We’re well past the time when Halloween costume submissions stop hitting the tip line, but like ever year we’re expecting a few to trickle in until at least Thanksgiving. Remember, kids: documentation is the worst part of any project.
[Troy] sent us a link to his wearable Game Boy costume. It’s exactly what you think it is: an old-school brick Game Boy that [Troy] wore around to a few parties last weekend. This one has a twist, though. There’s a laptop in there, making this Game Boy playable.

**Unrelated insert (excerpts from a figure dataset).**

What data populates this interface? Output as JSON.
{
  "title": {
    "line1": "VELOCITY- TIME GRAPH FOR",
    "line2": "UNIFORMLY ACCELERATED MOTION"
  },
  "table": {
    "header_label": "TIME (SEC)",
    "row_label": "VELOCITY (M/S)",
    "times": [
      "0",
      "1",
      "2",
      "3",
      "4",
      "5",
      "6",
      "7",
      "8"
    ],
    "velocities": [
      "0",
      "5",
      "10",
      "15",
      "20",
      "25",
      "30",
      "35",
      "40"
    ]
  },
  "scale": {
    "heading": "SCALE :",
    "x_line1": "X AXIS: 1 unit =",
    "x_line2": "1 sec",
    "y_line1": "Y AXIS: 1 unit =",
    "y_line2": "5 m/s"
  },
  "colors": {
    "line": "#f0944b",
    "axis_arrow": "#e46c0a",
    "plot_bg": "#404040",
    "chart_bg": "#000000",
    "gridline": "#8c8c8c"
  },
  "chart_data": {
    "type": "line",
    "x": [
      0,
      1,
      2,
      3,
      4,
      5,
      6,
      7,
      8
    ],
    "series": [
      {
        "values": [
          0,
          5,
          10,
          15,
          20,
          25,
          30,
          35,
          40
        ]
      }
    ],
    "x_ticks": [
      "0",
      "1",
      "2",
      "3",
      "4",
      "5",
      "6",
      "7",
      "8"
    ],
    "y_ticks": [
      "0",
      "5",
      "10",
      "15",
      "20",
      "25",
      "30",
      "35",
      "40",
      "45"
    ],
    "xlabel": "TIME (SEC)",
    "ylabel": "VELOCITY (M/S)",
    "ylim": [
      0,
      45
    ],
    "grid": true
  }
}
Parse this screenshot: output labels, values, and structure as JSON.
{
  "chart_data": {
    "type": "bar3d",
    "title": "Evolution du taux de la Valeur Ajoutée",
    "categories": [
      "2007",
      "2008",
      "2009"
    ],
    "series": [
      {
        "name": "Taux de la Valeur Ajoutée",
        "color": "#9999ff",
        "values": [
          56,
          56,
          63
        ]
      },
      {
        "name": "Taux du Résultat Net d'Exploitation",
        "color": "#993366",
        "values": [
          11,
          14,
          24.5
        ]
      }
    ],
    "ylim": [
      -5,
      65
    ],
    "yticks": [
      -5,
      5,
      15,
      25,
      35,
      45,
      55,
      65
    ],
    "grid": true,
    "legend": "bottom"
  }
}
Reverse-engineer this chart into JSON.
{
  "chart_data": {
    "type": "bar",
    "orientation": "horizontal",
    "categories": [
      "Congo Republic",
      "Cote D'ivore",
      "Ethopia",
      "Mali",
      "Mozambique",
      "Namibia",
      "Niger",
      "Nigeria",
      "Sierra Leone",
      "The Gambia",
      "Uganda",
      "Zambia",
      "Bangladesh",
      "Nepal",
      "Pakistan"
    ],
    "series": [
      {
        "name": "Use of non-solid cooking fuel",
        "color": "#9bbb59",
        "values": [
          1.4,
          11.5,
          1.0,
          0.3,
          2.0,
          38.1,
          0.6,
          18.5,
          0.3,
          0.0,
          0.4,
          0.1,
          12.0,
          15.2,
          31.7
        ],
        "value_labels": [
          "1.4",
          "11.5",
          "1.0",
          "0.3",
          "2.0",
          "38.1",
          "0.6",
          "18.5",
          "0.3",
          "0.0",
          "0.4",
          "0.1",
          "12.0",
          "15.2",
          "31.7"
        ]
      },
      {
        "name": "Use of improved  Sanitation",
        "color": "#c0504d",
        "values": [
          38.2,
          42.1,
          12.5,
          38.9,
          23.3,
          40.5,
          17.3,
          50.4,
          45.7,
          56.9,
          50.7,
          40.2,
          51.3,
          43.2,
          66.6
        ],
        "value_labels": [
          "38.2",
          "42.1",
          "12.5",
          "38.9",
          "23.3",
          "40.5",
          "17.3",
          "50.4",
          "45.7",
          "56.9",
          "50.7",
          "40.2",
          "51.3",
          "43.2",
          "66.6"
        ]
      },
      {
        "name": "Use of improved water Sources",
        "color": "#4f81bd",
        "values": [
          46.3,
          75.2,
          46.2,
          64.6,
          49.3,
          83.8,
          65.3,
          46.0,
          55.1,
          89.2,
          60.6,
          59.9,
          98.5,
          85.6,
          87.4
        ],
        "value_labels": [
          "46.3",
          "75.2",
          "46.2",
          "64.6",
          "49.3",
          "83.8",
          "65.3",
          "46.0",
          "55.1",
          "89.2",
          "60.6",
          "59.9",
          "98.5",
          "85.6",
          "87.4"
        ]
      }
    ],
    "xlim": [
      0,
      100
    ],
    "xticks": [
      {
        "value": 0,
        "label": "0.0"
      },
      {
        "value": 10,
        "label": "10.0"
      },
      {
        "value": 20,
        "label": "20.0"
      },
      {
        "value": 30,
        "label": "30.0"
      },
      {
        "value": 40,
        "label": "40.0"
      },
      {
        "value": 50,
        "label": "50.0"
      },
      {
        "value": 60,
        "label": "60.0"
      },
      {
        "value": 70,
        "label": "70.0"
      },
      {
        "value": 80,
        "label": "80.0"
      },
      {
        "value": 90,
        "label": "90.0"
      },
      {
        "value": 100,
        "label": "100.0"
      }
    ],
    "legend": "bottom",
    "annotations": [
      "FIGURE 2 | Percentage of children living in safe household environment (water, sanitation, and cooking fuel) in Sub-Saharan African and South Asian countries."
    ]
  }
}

The build started off as a large cardboard box [Troy] covered with a scaled-up image of everyone’s favorite use of AA batteries. The D-pad and buttons were printed out at a local hackerspace, secured to a piece of plywood, and connected to an Arduino Due. The screen, in all its green and black glory, was taken from an old netbook. It was a widescreen display, but with a bezel around the display the only way to tell it’s not original is from the backlight.
Loaded up with Pokemon Blue, the large-scale Game Boy works like it should, enthralling guests at wherever [Troy] ended up last Friday. It also looks like a rather quick build, and something we could easily put together when we remember it next October 30th.
[Troy] wasn’t the only person with this idea. A few hours before he sent in a link to his wearable Game Boy costume, [Shawn] sent in his completely unrelated but extremely similar project. It’s a wearable brick Game Boy, a bit bigger, playing Tetris instead of Pokemon.
[Shawn]’s build uses a cardboard box overlaid with a printout of a scaled-up Game Boy. Again, a laptop serves as the emulator and screen, input is handled by a ‘duino clone, and the buttons are slightly similar, but made out of cardboard.
Both are brilliant builds, adding a huge Game Boy to next year’s list of possible Halloween costume ideas. Videos of both below.
Not to be Arduino bashing, but why do they need the Arduino? wouldn’t it be easier and quicker to use an old keyboard?
Thought about it, but the buttons either need to be mechanically coupled to a keyboard (difficult to get right) or you need to solder into the keyboard circuit (somewhat risky). Both options are destructive to the keyboard and I was keen that the laptop stood a chance of being reusable.
I had an Arduino to hand and it seemed like the least risky solution given the code snippets I had lying around.
-Shaun
See what your saying but wouldn’t a gutted usb keyboard have worked?
As I said, I think it would have worked. But I had 3 hours to add the buttons and get them working and no old USB keyboards to hand so…
That’s it, next year I’m taking the info from http://hackaday.com/2010/11/10/diving-deep-into-the-game-boy-lcd-protocol/ and one of my failed Game Boy mods to build out one of these costumes.
Hope you’re thinking about using a real Gameboy as the guts instead of emulating. That would be a much cooler hack.
Also, if someone slapped some higher capacity rechargeable cells inside enlarged AA batteries and have them actually slot into the back side of the costume it would be phenomenal. May not be able to start that project on the 30th, but definitely worth it for the effect.
I’ve got a couple DMGs with damaged LCD ribbon cables. The shells have already been used for some custom paint jobs. I had considered making an LED matrix display, but the thought of dealing with ~25k LEDs was a big turnoff. I do have one of those PSone screens in a bin somewhere…
Ohhh, so much potential for misuse… (c:
to call those calling for a gutted keyboard: a $5 usb NES controller from amazon would be an even simpler solution.